The Learning Problem

Lecture

Use machine learning when

  • a pattern exists
  • we cannot pin it down mathematically
  • we have data on it

Components of learning, formalization:

  • input $x \in X$ (ex: $x$ is a d-dimensional vector)
  • output $y \in Y$ (ex: $y$ is binary 1/0)
  • $f$ target function such that $f: X \rightarrow Y$. $f$ is unknown.
  • data ($x_1$, $y_1$) … ($x_n$, $y_n$)
  • $g$ hypothesis, such that $g: X \rightarrow Y$. $g$ is an approximation of $f$ built from data.

Goal: make $g$ the best approximation of $f$.

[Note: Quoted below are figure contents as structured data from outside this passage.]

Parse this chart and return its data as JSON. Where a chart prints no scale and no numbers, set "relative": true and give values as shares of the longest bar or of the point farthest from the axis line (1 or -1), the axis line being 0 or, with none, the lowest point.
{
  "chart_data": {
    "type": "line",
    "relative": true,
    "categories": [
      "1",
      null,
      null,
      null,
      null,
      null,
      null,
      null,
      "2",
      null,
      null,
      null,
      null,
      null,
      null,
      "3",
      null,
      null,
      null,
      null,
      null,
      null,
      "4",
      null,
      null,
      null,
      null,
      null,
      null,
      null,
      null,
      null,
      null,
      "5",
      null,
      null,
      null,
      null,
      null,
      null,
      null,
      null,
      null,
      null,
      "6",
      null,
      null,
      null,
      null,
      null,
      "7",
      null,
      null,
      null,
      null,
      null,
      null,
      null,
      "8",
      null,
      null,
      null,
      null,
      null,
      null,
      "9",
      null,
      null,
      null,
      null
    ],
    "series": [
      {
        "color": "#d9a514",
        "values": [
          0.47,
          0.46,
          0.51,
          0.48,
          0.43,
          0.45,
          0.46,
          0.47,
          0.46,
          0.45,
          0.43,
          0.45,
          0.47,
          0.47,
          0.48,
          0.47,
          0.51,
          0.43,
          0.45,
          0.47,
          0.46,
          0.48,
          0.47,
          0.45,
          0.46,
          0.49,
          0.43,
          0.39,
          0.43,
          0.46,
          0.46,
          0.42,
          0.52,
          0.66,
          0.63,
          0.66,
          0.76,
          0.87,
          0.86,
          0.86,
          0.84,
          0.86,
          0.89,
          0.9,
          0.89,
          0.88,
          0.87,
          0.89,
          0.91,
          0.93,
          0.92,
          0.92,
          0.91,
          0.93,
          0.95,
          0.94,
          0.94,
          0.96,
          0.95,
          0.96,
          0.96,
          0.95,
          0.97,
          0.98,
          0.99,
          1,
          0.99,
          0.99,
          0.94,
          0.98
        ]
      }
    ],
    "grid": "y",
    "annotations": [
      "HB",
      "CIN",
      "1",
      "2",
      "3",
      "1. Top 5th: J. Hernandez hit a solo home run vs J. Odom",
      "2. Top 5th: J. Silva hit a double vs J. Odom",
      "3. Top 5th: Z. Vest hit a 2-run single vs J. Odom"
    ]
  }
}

Training examples \ ---==> Learning algorithm --> Final hypothesis / Hypothesis set

Q & A

Q. How does the convergence of the perceptron learning algorithm change with dimensionality of the data? A. Badly. This algorithm is shown because of its simplicity, don't focus on it we will see better algo by the end of the course.

Q. How does statistics compare with machine learning?
A. Statistics use assumptions to have a proof, whereas machine learning make few assumptions to cover a broader territory.

Q. Bottleneck of machine learning?
A. Two types: computational bottleneck (time) and generalization (learn instead of memorize), the later is the hardest.